O campo de políticas públicas avançou desde sua consolidação na década de 1950. A definição de conceitos cada vez mais específicos e a incorporação de ferramentas da fronteira do conhecimento da econometria respondem por esse avanço. No entanto, um adágio de Liev Tolstói permanece válido: tudo depende do acaso! A econometria considera que a aleatoriedade é uma força de difícil domínio. Portanto, apesar dos avanços em todas as áreas do ciclo de políticas públicas, em especial na avaliação, a percepção popular dos resultados ainda desempenha um papel crítico.
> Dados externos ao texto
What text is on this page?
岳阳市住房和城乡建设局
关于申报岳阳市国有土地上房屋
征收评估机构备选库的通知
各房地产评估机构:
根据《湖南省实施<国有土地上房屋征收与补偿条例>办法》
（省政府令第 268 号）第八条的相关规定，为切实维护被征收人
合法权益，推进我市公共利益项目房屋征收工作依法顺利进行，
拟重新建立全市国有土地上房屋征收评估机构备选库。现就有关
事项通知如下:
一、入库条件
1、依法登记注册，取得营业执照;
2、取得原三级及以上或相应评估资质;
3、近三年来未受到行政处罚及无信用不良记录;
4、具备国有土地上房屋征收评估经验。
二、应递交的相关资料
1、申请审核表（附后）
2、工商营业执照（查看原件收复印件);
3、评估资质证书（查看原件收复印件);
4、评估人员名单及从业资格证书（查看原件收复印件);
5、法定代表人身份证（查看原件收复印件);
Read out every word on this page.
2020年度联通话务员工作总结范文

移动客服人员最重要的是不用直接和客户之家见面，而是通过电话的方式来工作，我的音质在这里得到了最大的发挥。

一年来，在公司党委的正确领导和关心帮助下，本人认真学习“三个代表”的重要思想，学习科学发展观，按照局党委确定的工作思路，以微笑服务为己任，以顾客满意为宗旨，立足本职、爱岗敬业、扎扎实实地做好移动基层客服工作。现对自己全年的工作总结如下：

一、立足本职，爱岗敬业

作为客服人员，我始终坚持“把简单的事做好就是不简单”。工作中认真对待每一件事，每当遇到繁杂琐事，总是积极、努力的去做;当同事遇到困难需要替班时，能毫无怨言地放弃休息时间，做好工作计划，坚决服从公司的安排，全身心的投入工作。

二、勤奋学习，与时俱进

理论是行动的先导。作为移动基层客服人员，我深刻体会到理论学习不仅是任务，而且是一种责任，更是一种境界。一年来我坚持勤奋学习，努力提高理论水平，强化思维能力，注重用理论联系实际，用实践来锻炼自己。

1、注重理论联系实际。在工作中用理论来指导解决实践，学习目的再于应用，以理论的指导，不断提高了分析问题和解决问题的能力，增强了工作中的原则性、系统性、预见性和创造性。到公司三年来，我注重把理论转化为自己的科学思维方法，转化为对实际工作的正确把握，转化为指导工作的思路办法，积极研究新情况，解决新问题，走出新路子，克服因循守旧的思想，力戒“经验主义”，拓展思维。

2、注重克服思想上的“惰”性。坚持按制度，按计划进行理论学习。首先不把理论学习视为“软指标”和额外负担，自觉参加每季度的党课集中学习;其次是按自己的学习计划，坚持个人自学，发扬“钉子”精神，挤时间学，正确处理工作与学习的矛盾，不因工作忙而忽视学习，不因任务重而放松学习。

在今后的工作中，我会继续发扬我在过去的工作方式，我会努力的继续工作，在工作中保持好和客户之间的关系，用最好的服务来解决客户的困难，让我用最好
Frequentemente, há um descompasso entre os impactos mensurados e a dificuldade e/ou resistência de parte da população em reconhecer os resultados. Essa resistência já estava devidamente registrada antes da segunda metade da década de 2010, após esse período a desconfiança política e a polarização são fatos que motivam diferentes estudos. Mais do que isso, são características conjunturais que podem potencializar a resistência a determinadas políticas públicas.
Esse preambulo é necessário para diversas políticas públicas setoriais, especialmente em políticas de transferência condicionada de renda, pois essa é, possivelmente, a ação estatal em que há mais oposição entre resultados gerados e percepção popular.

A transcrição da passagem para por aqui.